For a similarly-styled database aimed at guitar players, the Guitar Chords Finder provides a straightforward, no frills option. It’s completely free, has zero adds, and a library of more than 880 chords (at present). While there isn’t much in the app beyond chords and variations, the no-nonsense approach and robust selection of chords gets this app the nod.

Drumate

 

Drum rudiments are one of the keys to building speed, fluidity, and ability on the kit. Drumate gathers them all in one place, allowing you to adjust the tempo, create training patterns, and, overall, improve your abilities. There are ads on the free version, but they aren’t anything too intrusive. Upgrading is only $2.99, and helps the developer out with making updates (a worthy cause, in my opinion). When introducing new students to the basics of playing the drums, this is usually one of the first apps I tell them to snag.

JamTrackCentral

 

Whenever I want some challenging, well-composed tracks for my students to rock-out to, I usually turn to JamTrackCentral first.
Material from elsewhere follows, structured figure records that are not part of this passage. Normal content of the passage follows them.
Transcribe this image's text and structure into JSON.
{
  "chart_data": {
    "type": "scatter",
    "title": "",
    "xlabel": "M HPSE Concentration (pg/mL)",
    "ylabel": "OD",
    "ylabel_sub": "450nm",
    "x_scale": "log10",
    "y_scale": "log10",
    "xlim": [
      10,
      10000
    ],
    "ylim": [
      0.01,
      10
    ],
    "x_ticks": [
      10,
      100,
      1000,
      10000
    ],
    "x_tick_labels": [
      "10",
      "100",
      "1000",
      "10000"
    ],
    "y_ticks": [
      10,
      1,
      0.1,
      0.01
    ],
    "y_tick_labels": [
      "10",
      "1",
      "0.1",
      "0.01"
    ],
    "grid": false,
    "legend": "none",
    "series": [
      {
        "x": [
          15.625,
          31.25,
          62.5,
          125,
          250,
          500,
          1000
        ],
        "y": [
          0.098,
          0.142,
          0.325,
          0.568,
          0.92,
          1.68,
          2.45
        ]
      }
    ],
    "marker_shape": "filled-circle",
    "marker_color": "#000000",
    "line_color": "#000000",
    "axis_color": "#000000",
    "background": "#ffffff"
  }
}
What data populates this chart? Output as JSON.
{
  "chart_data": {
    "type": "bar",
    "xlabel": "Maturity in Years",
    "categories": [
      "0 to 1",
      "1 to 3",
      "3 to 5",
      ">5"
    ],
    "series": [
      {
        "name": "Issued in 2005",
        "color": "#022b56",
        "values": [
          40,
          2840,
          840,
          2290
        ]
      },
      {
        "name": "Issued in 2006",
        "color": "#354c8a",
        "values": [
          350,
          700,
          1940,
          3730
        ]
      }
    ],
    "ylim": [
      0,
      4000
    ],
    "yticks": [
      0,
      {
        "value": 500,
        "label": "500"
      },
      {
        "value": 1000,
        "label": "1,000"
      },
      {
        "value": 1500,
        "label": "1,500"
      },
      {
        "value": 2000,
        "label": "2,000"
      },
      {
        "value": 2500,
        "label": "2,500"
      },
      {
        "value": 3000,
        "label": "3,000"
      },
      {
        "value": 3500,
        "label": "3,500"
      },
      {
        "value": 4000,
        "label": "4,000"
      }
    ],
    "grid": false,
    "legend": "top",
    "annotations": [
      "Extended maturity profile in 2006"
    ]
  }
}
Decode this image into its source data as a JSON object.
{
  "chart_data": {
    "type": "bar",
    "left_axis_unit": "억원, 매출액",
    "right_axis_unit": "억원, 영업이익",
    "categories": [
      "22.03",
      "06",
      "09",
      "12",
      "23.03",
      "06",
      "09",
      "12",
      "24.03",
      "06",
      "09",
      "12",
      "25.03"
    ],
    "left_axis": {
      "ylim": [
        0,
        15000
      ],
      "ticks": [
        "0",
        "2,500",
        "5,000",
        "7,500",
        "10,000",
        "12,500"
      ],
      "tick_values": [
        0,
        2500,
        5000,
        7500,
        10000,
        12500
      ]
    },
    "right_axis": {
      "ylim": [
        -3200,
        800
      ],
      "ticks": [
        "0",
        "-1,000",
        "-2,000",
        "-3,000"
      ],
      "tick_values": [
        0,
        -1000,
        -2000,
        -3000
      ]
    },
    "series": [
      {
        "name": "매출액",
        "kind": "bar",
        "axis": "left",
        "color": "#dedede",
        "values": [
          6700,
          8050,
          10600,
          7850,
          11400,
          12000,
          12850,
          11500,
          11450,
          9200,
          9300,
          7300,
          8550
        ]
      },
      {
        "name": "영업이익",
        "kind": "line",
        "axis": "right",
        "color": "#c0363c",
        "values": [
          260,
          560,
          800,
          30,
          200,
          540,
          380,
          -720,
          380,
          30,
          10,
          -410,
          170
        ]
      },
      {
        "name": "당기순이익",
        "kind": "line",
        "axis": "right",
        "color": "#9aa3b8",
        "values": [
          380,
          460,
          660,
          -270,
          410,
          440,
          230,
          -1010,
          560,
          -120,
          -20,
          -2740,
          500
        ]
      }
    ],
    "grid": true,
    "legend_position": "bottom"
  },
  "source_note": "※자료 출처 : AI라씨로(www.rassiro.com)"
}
They’ve got a large library of practice tracks aimed at building improvisation and technique, organized by different artists (some of the best guitarists in the world compose their tracks), styles (13 and counting), difficulty levels (beginner to advanced), etc.

 

Functionality on the free version of the service is rather limited, though, so upgrading to the premium membership is probably the way to go if you want to access to as much as possible. Just make sure you have £14.99/month to shell out on the subscription and you’re golden.

YouTube

 

Of course, if you don’t feel like paying just to gain access to some practice tracks, there’s always good-old YouTube. You can find hundreds of channels with various styles, instrument focuses, etc., and not have to drop a single dime. Some of my favorites include Free Drumless Tracks, Now You Shred, and Elite Backing Tracks, though, you can likely just run a quick search and find whatever you need to fit you and your students’ practice needs.